Entweder wird der Drucker mit einmal als offline angezeigt, obwohl er laut Anzeige am Gerät "Bereit" ist, also auch nicht im Sleepmode oä.
Ist der Drucker dann doch mal online, druckt er keine Seiten, auch keine Testseiten. Win wirft einfach nur die Meldung "Fehler" raus, sehr aussagekräftig -.-
Deinstallation des Druckers samt Treiber brachte bisher auch keine Besserung.
Ein ebenfalls per USB angeschlossener HP Multidrucker läuft völlig anstandslos.
Bin echt mit meinem Latein am Ende, hoffe jmd von euch hat eine Idee.
Und ja, beide Drucker werden gebraucht, ist einen Konfiguration die geschäftlich so genutzt werden soll.

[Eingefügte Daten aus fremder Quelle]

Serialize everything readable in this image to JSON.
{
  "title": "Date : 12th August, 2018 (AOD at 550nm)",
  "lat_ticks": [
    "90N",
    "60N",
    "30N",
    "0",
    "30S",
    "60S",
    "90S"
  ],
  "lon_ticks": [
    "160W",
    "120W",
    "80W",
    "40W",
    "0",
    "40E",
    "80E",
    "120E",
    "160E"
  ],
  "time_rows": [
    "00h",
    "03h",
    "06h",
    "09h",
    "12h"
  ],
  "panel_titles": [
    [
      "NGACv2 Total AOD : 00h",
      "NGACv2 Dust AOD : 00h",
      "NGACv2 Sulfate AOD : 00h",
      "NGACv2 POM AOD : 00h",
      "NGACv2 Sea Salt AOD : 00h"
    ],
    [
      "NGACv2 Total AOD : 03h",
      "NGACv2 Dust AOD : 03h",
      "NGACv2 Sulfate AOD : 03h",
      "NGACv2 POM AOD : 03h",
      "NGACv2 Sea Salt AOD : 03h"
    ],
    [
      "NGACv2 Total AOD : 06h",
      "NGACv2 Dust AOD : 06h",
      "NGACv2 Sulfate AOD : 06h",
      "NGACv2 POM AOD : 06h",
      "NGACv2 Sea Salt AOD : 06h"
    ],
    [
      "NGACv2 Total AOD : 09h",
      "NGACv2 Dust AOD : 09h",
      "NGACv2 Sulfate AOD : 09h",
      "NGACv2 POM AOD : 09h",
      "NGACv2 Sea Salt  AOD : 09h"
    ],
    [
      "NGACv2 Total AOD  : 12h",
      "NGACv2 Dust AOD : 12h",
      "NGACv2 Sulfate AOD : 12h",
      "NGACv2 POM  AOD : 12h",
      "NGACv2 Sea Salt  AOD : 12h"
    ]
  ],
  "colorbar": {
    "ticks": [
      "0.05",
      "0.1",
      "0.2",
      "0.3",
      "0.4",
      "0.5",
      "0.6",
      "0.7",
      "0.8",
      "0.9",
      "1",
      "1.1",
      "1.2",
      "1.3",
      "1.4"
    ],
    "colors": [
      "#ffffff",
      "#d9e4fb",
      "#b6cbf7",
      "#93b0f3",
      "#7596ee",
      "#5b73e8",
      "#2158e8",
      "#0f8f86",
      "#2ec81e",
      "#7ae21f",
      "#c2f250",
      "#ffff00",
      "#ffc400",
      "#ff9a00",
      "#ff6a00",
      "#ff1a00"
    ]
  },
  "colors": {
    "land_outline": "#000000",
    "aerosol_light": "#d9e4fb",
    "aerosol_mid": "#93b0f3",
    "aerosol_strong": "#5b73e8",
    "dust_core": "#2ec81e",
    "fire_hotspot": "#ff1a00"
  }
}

Deswegen leider alternativlos^^

MfG
KillerDuck


----------



## Vampire2030 (11. Mai 2011)

Haste mal ein anderes USB Kabel probiert, vll ist das eine defekt?!


----------



## KillerDuck (11. Mai 2011)

Anderes Kabel haben wir auch schon durch, bei 3 verschiedenen Kabeln das selbe Problem, auch die USB Anschlüsse haben wird gewechselt, trotzdem danke für den tip.

MfG
KillerDuck


----------



## rAveN_13 (11. Mai 2011)

Nimm am besten den Win7 treiber. Während der Installation solltest du das Gerät auswählen können. Alternativ schau mal im Win Update ob dort ein treiber gelistet ist u. den dann nehmen. Alternativ weitere Treiber probieren einer sollte gehen. Glaub KPDL geht immer evtl. den zuerst?


----------



## KillerDuck (11. Mai 2011)

Das ist ja das Problem, die Treiber haben wir mittlerweile so gut wie alle durch, bis hin zui den Universal Treibern, die Kyocera so zur Verfügung stellt, allesamt natürlich Win7 x64, wie auch auf dem Rechner installiert.
mittlerweile ist es soweit, dass ich das Gerät entfernen kann, wenn ich die Ansicht dann aktualisiere, ist der Drucker aber wieder da????
Ich glaub, da wohnt ein kleines Männchen im gehäuse, das mich ärgern will^^


----------